How-tos#
Recipies to achieve common tasks using OpenQuad, targeted towards users familiar with the basic concepts.
For detailed description of the classes and methods contained in OpenQuad, see the API reference.
How to access quadrature points and weights#
Obtain Gauss-Legendre sample points and weights for degree 71 on the interval [-10, 5]:
>>> from openquad import Rn
>>> quad = Rn([
... ('GaussLegendre', dict(degree=21, a=-10, b=5)),
... ])
Quadrature points and weights are stored in points and weights,
>>> quad.points.shape
(1, 11)
>>> quad.weights.shape
(11,)
How to integrate a python function#
Given you have a python function defined on the unit sphere in terms of spherical polar coordinates.
>>> def func(theta, phi):
... """Spherical harmonic |Y_{2, 1}|^2."""

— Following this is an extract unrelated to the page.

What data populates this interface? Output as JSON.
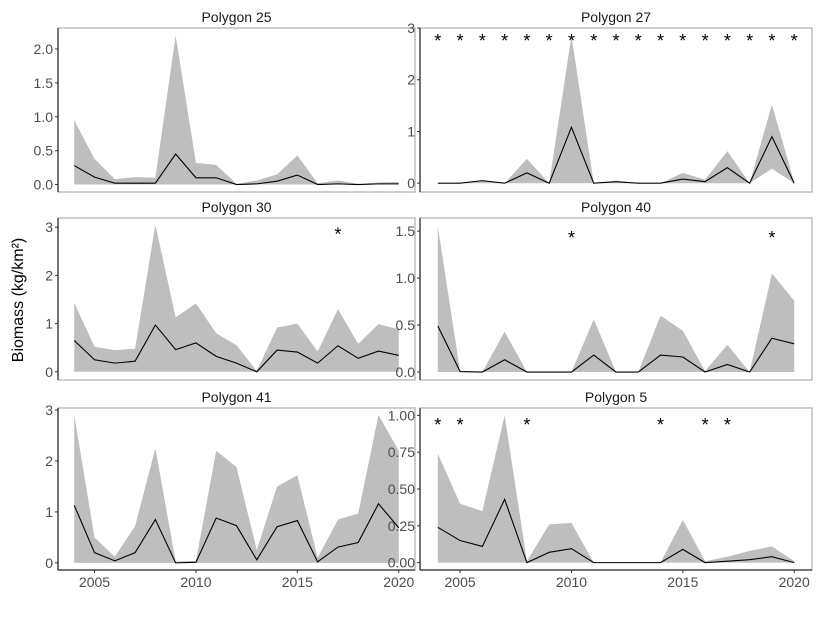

... return ((np.sin(2*theta) * np.cos(phi))*np.sqrt(15/(16*np.pi)))**2
For example, initiate a \(\mathrm{S}^2\) spherical design of degree 7:
>>> from openquad import S2
>>> quad = S2([
... ('S2-Design-Graef', dict(degree=7)),
... ])
To evaluate the integral of func over \(\mathrm{S}^2\) use the integrate() method:
>>> quad.integrate(func)
np.float64(0.9999999999975318)
How to export quadrature points and weights#
For example, create a quadrature method for an integral over the three Euler angles, using Lebedev-Laikov quadrature of degree 5 for the first two angles combined with the composite trapezoid rule with 6 sample points for the third angle.
>>> from openquad import SO3
>>> quad = SO3([
... ('LebedevLaikov', dict(degree=5)),
... ('Trapezoid', dict(size=6)),
... ])
Save sample points and weights to a text with the savetxt() method.
>>> quad.savetxt('points_and_weights.dat')